In 1997, Yuen joined the bench as a Judge of the Court of First Instance of the High Court. She was the Judge in charge of the Companies and Bankruptcy List.

On 6 May 2002, Yuen was elevated to the Court of Appeal. On 15 November 2002, her husband (Geoffrey Ma) was also appointed to the Court of Appeal. The Chief Judge of the High Court (Arthur Leong) announced that they would not sit in the same division when hearing cases in the Court of Appeal. Subsequently, when Ma was appointed Chief Justice of the Court of Final Appeal in 2010, it was announced that he would not hear any appeals from cases in which Yuen has sat, nor would he deal with any administrative matter involving her.

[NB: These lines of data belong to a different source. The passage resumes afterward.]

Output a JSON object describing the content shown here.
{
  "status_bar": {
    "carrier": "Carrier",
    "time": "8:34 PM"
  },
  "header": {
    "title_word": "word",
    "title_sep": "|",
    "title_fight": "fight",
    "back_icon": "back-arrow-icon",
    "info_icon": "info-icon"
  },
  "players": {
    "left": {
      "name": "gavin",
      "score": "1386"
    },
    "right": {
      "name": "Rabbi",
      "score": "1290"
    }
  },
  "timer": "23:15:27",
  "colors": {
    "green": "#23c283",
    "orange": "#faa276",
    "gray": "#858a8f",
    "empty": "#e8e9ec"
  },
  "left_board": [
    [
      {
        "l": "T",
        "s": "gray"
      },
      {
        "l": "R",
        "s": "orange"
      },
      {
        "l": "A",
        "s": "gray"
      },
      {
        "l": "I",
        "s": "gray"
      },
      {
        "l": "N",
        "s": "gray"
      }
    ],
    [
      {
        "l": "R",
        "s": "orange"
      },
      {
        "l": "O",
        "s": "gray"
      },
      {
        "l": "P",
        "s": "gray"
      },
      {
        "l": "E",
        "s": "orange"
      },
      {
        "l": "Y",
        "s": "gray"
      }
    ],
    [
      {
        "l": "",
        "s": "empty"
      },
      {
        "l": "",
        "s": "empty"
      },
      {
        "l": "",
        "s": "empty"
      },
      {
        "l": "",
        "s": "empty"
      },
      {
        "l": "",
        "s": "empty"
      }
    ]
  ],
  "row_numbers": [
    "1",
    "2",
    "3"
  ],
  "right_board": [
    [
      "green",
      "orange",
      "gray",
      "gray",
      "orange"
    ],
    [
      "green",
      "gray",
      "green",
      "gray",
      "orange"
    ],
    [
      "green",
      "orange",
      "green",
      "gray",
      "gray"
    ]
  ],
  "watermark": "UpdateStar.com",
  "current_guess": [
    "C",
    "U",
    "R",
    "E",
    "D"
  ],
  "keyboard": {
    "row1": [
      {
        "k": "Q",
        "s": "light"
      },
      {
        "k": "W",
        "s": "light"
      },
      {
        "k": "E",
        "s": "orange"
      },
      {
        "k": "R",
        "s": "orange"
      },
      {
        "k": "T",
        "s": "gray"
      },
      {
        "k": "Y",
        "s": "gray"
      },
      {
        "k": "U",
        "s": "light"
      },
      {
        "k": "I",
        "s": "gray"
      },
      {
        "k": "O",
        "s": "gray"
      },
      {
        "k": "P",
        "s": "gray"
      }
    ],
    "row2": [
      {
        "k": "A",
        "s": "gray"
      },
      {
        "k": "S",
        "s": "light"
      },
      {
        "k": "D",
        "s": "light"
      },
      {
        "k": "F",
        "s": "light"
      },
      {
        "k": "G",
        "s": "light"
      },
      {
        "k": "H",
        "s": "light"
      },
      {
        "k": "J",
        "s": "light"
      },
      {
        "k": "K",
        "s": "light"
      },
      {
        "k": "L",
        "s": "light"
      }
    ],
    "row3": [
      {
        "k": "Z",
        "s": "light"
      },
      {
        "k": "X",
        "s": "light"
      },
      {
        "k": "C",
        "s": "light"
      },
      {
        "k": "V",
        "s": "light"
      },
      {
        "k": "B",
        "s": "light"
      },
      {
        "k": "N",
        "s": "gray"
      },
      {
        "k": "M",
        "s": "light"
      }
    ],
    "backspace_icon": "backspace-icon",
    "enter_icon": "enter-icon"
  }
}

In June 2021, Yuen was recommended for appointment as a permanent judge on Hong Kong's Court of Final Appeal by the Judicial Officers Recommendation Commission. However the promotion was rejected by pro-Beijing legislators, in an unprecedented breach of the norms of an independent legal system. The legislators, who by protocol accept the recommendations of the commission, claimed that she might be influenced by her husband, whose defence of Hong Kong's judicial independence they considered unpatriotic.

Yuen retired on 15 December 2023. In July 2024, she was awarded the Gold Bauhinia Star. Yuen briefly returned to the bench in December 2024, when she sat as a deputy judge of the High Court.